A double-digit jump in food prices pushed China’s inflation higher in January, adding to pressure on Beijing to cool living costs with more interest rate hikes and other measures.
Consumer prices rose 4.9 percent, driven by a 10.3 percent jump in food costs, data showed Tuesday. That was up from December’s 4.6 percent rate and close to November’s 28-month high of 5.1 percent.
Beijing has hiked interest rates three times since October to cool rapid economic growth and tamp down inflation. But analysts say it needs to do more to curb soaring bank lending while it also tries to increase food supplies to bring down prices.
“The government is battling with all sorts of problems coming from every front,” said Standard Chartered economist Jinny Yan. “The peak of inflation is yet to be seen.”
Inflation is politically dangerous for Beijing because it erodes the Chinese public’s economic gains and threatens acceptance of communist rule. China’s poorest families spend up to half their incomes on food and are hit hard by price rises.
The government has set a 4 percent inflation target this year, but private sector analysts expect up to 6 percent, which would include an even sharper rise for food.
In January, the price of fresh fruit soared by 34.8 percent over a year earlier, while eggs rose 20.2 percent, the National Bureau of Statistics reported.
Adding to a squeeze on food supplies, China’s wheat-growing northeast is in the grip of a severe drought that threatens its crop.

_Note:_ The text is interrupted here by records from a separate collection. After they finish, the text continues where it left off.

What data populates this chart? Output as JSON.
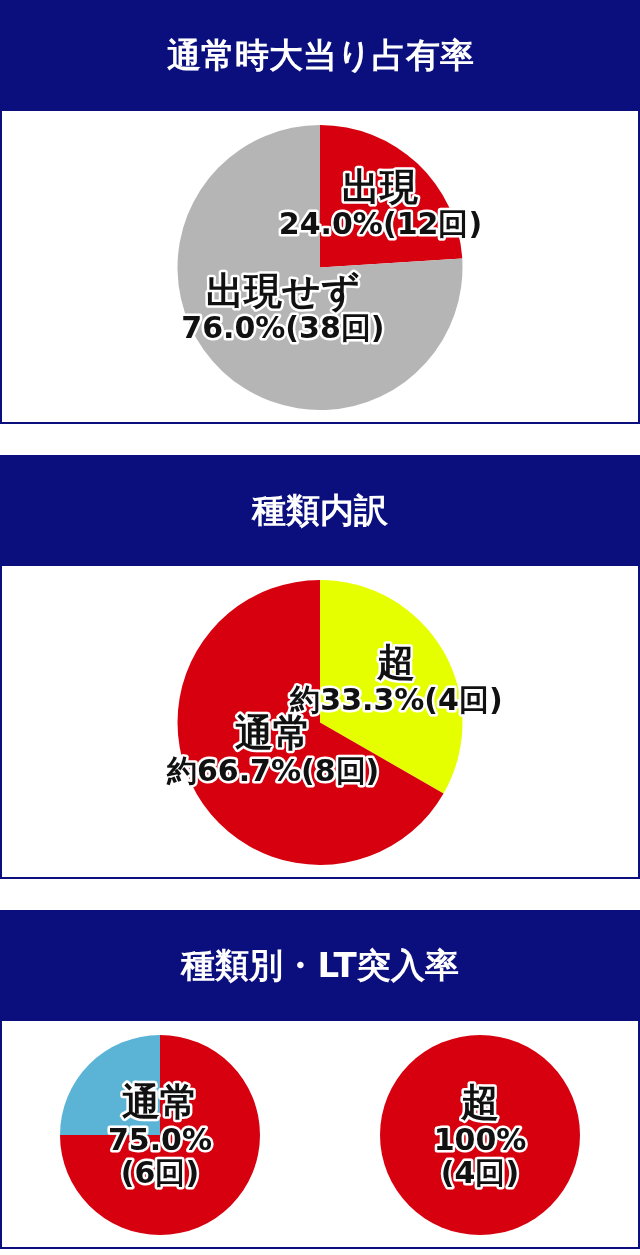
{
  "chart_data": [
    {
      "type": "pie",
      "title": "通常時大当り占有率",
      "categories": [
        "出現",
        "出現せず"
      ],
      "values": [
        24.0,
        76.0
      ],
      "colors": [
        "#d7000f",
        "#b5b5b6"
      ],
      "value_labels": [
        "24.0%(12回)",
        "76.0%(38回)"
      ]
    },
    {
      "type": "pie",
      "title": "種類内訳",
      "categories": [
        "超",
        "通常"
      ],
      "values": [
        33.3,
        66.7
      ],
      "colors": [
        "#e5ff00",
        "#d7000f"
      ],
      "value_labels": [
        "約33.3%(4回)",
        "約66.7%(8回)"
      ]
    },
    {
      "type": "pie",
      "title": "種類別・LT突入率",
      "categories": [
        "通常",
        null
      ],
      "values": [
        75.0,
        25.0
      ],
      "colors": [
        "#d7000f",
        "#5bb3d6"
      ],
      "value_labels": [
        "75.0%\n(6回)",
        null
      ]
    },
    {
      "type": "pie",
      "categories": [
        "超"
      ],
      "values": [
        100
      ],
      "colors": [
        "#d7000f"
      ],
      "value_labels": [
        "100%\n(4回)"
      ]
    }
  ]
}
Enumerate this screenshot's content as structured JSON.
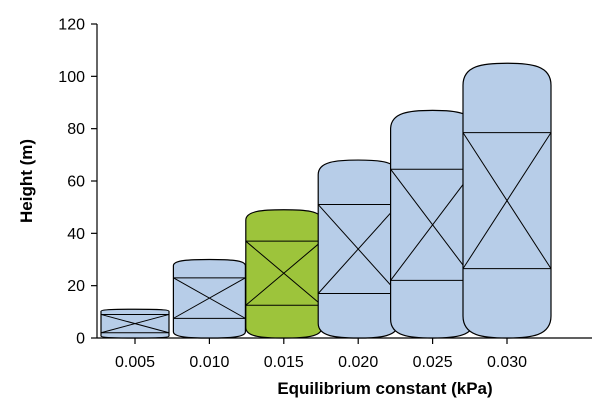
{
  "chart_data": {
    "type": "bar",
    "xlabel": "Equilibrium constant (kPa)",
    "ylabel": "Height (m)",
    "ylim": [
      0,
      120
    ],
    "yticks": [
      0,
      20,
      40,
      60,
      80,
      100,
      120
    ],
    "grid": false,
    "categories": [
      "0.005",
      "0.010",
      "0.015",
      "0.020",
      "0.025",
      "0.030"
    ],
    "values": [
      11,
      30,
      49,
      68,
      87,
      105
    ],
    "section_bounds": [
      [
        2,
        9
      ],
      [
        7.5,
        23
      ],
      [
        12.5,
        37
      ],
      [
        17,
        51
      ],
      [
        22,
        64.5
      ],
      [
        26.5,
        78.5
      ]
    ],
    "colors": {
      "default": "#b7cde8",
      "highlight": "#9dc43b"
    },
    "highlight_index": 2
  }
}
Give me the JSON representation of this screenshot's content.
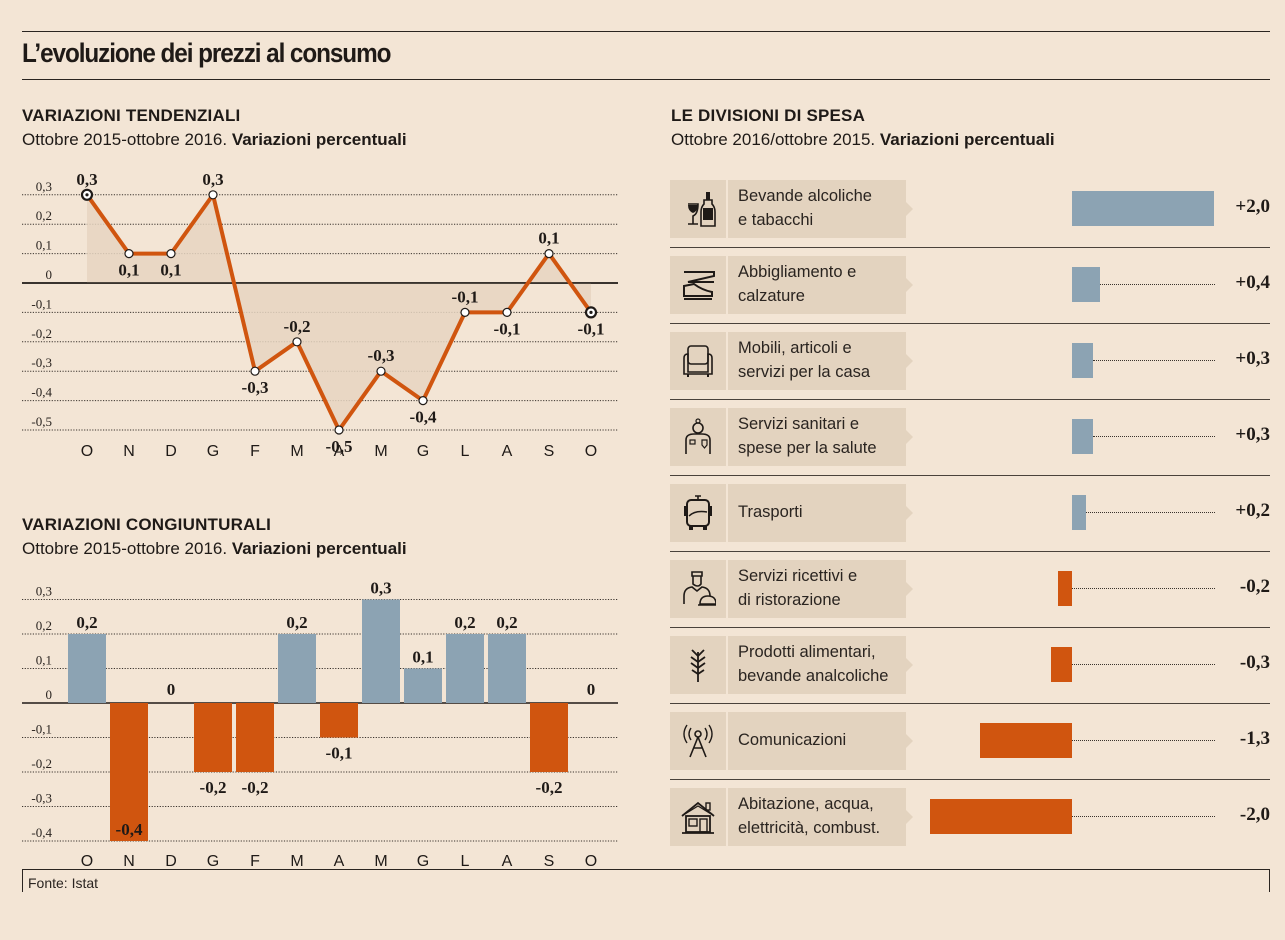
{
  "header": {
    "title": "L’evoluzione dei prezzi al consumo"
  },
  "colors": {
    "background": "#f3e5d5",
    "positive": "#8ca3b3",
    "negative": "#d0550f",
    "line": "#d0550f",
    "area": "#e6d5c1",
    "panel": "#e3d3bf"
  },
  "sections": {
    "tendenziali": {
      "heading": "VARIAZIONI TENDENZIALI",
      "subtitle_plain": "Ottobre 2015-ottobre 2016. ",
      "subtitle_bold": "Variazioni percentuali"
    },
    "congiunturali": {
      "heading": "VARIAZIONI CONGIUNTURALI",
      "subtitle_plain": "Ottobre 2015-ottobre 2016. ",
      "subtitle_bold": "Variazioni percentuali"
    },
    "divisioni": {
      "heading": "LE DIVISIONI DI SPESA",
      "subtitle_plain": "Ottobre 2016/ottobre 2015. ",
      "subtitle_bold": "Variazioni percentuali"
    }
  },
  "footer": {
    "source": "Fonte: Istat"
  },
  "chart_data": [
    {
      "type": "line",
      "title": "VARIAZIONI TENDENZIALI",
      "categories": [
        "O",
        "N",
        "D",
        "G",
        "F",
        "M",
        "A",
        "M",
        "G",
        "L",
        "A",
        "S",
        "O"
      ],
      "values": [
        0.3,
        0.1,
        0.1,
        0.3,
        -0.3,
        -0.2,
        -0.5,
        -0.3,
        -0.4,
        -0.1,
        -0.1,
        0.1,
        -0.1
      ],
      "labels": [
        "0,3",
        "0,1",
        "0,1",
        "0,3",
        "-0,3",
        "-0,2",
        "-0,5",
        "-0,3",
        "-0,4",
        "-0,1",
        "-0,1",
        "0,1",
        "-0,1"
      ],
      "label_pos": [
        "above",
        "below",
        "below",
        "above",
        "below",
        "above",
        "below",
        "above",
        "below",
        "above",
        "below",
        "above",
        "below"
      ],
      "yticks": [
        0.3,
        0.2,
        0.1,
        0,
        -0.1,
        -0.2,
        -0.3,
        -0.4,
        -0.5
      ],
      "ytick_labels": [
        "0,3",
        "0,2",
        "0,1",
        "0",
        "-0,1",
        "-0,2",
        "-0,3",
        "-0,4",
        "-0,5"
      ],
      "ylim": [
        -0.5,
        0.3
      ],
      "grid": true,
      "area_fill": true
    },
    {
      "type": "bar",
      "title": "VARIAZIONI CONGIUNTURALI",
      "categories": [
        "O",
        "N",
        "D",
        "G",
        "F",
        "M",
        "A",
        "M",
        "G",
        "L",
        "A",
        "S",
        "O"
      ],
      "values": [
        0.2,
        -0.4,
        0,
        -0.2,
        -0.2,
        0.2,
        -0.1,
        0.3,
        0.1,
        0.2,
        0.2,
        -0.2,
        0
      ],
      "labels": [
        "0,2",
        "-0,4",
        "0",
        "-0,2",
        "-0,2",
        "0,2",
        "-0,1",
        "0,3",
        "0,1",
        "0,2",
        "0,2",
        "-0,2",
        "0"
      ],
      "yticks": [
        0.3,
        0.2,
        0.1,
        0,
        -0.1,
        -0.2,
        -0.3,
        -0.4
      ],
      "ytick_labels": [
        "0,3",
        "0,2",
        "0,1",
        "0",
        "-0,1",
        "-0,2",
        "-0,3",
        "-0,4"
      ],
      "ylim": [
        -0.4,
        0.3
      ],
      "grid": true
    },
    {
      "type": "bar",
      "orientation": "horizontal",
      "title": "LE DIVISIONI DI SPESA",
      "categories": [
        "Bevande alcoliche e tabacchi",
        "Abbigliamento e calzature",
        "Mobili, articoli e servizi per la casa",
        "Servizi sanitari e spese per la salute",
        "Trasporti",
        "Servizi ricettivi e di ristorazione",
        "Prodotti alimentari, bevande analcoliche",
        "Comunicazioni",
        "Abitazione, acqua, elettricità, combust."
      ],
      "label_lines": [
        [
          "Bevande alcoliche",
          "e tabacchi"
        ],
        [
          "Abbigliamento e",
          "calzature"
        ],
        [
          "Mobili, articoli e",
          "servizi per la casa"
        ],
        [
          "Servizi sanitari e",
          "spese per la salute"
        ],
        [
          "Trasporti"
        ],
        [
          "Servizi ricettivi e",
          "di ristorazione"
        ],
        [
          "Prodotti alimentari,",
          "bevande analcoliche"
        ],
        [
          "Comunicazioni"
        ],
        [
          "Abitazione, acqua,",
          "elettricità, combust."
        ]
      ],
      "icons": [
        "wine-bottle-icon",
        "clothing-shoe-icon",
        "armchair-icon",
        "doctor-icon",
        "bus-icon",
        "waiter-icon",
        "wheat-icon",
        "antenna-icon",
        "house-icon"
      ],
      "values": [
        2.0,
        0.4,
        0.3,
        0.3,
        0.2,
        -0.2,
        -0.3,
        -1.3,
        -2.0
      ],
      "value_labels": [
        "+2,0",
        "+0,4",
        "+0,3",
        "+0,3",
        "+0,2",
        "-0,2",
        "-0,3",
        "-1,3",
        "-2,0"
      ]
    }
  ]
}
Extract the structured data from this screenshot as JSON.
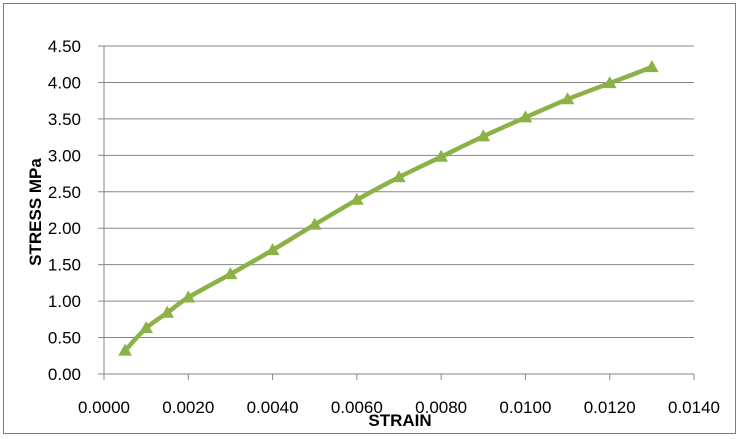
{
  "chart_data": {
    "type": "line",
    "title": "",
    "xlabel": "STRAIN",
    "ylabel": "STRESS MPa",
    "xlim": [
      0,
      0.014
    ],
    "ylim": [
      0,
      4.5
    ],
    "x_ticks": [
      "0.0000",
      "0.0020",
      "0.0040",
      "0.0060",
      "0.0080",
      "0.0100",
      "0.0120",
      "0.0140"
    ],
    "y_ticks": [
      "0.00",
      "0.50",
      "1.00",
      "1.50",
      "2.00",
      "2.50",
      "3.00",
      "3.50",
      "4.00",
      "4.50"
    ],
    "grid": "horizontal",
    "legend": "none",
    "series": [
      {
        "color": "#8cb147",
        "marker": "triangle",
        "x": [
          0.0005,
          0.001,
          0.0015,
          0.002,
          0.003,
          0.004,
          0.005,
          0.006,
          0.007,
          0.008,
          0.009,
          0.01,
          0.011,
          0.012,
          0.013
        ],
        "y": [
          0.32,
          0.63,
          0.84,
          1.05,
          1.37,
          1.7,
          2.05,
          2.39,
          2.7,
          2.98,
          3.26,
          3.52,
          3.77,
          3.99,
          4.21
        ]
      }
    ]
  }
}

Beijing has launched a $1 billion emergency campaign of cloud-seeding and expanded irrigation.
Economists say Beijing responded too slowly to rising inflation pressures after China rebounded quickly from the 2008 global financial crisis on the strength of massive stimulus spending and a flood of lending by state-owned banks.
Economic growth that hit 9.8 percent in the final quarter of last year is expected to slow this year but stay strong, supporting higher demand for food and consumer goods and helping to push up prices.
Analysts expect at least two more rate hikes by midyear but say monetary policy alone cannot resolve China’s economic challenges.
“Inflation is unlikely to come down substantially in the first half of the year,” said Mark Williams of Capital Economics. Rate hikes alone “aren’t going to bring more crops to the markets.”
Inflation could spill over into higher Chinese export prices. That might raise costs for Western consumers but also could help countries such as Vietnam and India compete with China as suppliers of clothing, furniture and other low-cost goods.
Global Sources, a company that connects Chinese suppliers with foreign customers, said this week that a survey of 232 Chinese companies found 74 percent of them raised prices last year — some by up to 20 percent — due to higher costs for materials and components.
A separate Global Sources survey of 385 foreign buyers last month found 31 percent were increasing purchases from Vietnam due to higher Chinese prices.
Higher inflation also might prompt Beijing to slow the rise of its currency, the yuan, against the U.S. dollar to help its exporters compete. That might add to strains with Washington and other governments that complain the yuan is kept undervalued, giving China’s exporters an unfair advantage and adding to its huge trade surplus.